Error de pantalla negra al iniciar Windows

Ver cómo el PC arranca, llegas a la ventana de inicio de sesión de Windows y de pronto todo se queda en negro con solo el cursor moviéndose es una de esas cosas que ponen los nervios de punta. A veces, tras esperar un buen rato, el escritorio termina cargando, pero aparecen otros fallos como que la barra de búsqueda no funciona, algunas apps no abren o el equipo va lentísimo. Aunque la primera reacción suele ser pensar que el ordenador ha muerto, en la mayoría de casos tiene arreglo desde casa.

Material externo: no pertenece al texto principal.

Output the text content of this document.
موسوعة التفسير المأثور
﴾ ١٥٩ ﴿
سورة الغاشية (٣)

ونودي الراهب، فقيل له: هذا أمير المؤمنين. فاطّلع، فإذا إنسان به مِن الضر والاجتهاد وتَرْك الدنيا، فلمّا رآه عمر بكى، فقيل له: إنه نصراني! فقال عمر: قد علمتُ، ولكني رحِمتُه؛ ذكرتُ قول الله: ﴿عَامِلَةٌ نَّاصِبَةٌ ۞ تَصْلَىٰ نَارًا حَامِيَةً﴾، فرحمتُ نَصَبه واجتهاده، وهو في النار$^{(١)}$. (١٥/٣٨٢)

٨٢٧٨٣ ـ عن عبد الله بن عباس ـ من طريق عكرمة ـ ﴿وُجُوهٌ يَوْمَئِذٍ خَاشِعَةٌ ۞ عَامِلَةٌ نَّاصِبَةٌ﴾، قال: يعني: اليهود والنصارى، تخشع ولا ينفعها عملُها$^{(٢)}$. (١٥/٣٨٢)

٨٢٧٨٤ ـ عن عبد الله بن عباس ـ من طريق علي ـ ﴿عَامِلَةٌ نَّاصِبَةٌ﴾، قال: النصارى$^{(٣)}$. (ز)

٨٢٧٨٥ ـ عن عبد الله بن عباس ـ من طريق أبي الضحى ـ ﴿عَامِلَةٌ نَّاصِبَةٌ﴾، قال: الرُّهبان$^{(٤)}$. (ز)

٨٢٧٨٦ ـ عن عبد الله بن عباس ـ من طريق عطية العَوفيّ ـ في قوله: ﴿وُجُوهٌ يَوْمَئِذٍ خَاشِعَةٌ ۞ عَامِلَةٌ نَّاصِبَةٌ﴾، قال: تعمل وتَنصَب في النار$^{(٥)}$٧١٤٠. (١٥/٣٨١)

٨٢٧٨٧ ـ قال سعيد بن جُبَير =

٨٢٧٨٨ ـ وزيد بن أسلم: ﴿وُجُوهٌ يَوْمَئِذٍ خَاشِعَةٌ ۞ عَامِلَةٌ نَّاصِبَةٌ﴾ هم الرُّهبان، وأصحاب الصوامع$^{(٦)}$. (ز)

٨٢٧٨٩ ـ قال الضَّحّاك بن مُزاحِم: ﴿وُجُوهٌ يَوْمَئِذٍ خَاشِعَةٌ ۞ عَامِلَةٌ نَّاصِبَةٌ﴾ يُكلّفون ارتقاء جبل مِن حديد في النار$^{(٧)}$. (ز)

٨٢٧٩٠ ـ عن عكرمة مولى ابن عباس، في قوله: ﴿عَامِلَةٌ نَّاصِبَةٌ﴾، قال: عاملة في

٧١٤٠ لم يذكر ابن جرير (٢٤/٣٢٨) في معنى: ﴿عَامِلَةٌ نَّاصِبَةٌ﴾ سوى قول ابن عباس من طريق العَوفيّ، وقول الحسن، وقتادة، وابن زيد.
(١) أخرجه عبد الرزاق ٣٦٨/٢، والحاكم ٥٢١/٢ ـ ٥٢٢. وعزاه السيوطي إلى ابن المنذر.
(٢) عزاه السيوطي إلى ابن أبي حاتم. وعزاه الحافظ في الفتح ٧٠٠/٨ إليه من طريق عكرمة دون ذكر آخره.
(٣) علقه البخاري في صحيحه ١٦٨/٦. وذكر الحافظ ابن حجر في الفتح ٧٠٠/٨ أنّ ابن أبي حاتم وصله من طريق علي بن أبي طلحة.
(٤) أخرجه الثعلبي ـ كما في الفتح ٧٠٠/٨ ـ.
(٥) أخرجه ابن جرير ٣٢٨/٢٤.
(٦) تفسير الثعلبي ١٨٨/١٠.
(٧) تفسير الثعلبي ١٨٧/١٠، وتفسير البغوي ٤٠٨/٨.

La famosa pantalla negra al iniciar Windows suele estar provocada por una mezcla de problemas de drivers, actualizaciones con errores, configuraciones raras, software defectuoso o incluso malware. En este artículo tienes una guía muy completa, en español de España y con explicaciones “de la calle”, para entender qué está pasando y qué pasos seguir, desde las comprobaciones más básicas hasta las soluciones avanzadas con herramientas del propio sistema.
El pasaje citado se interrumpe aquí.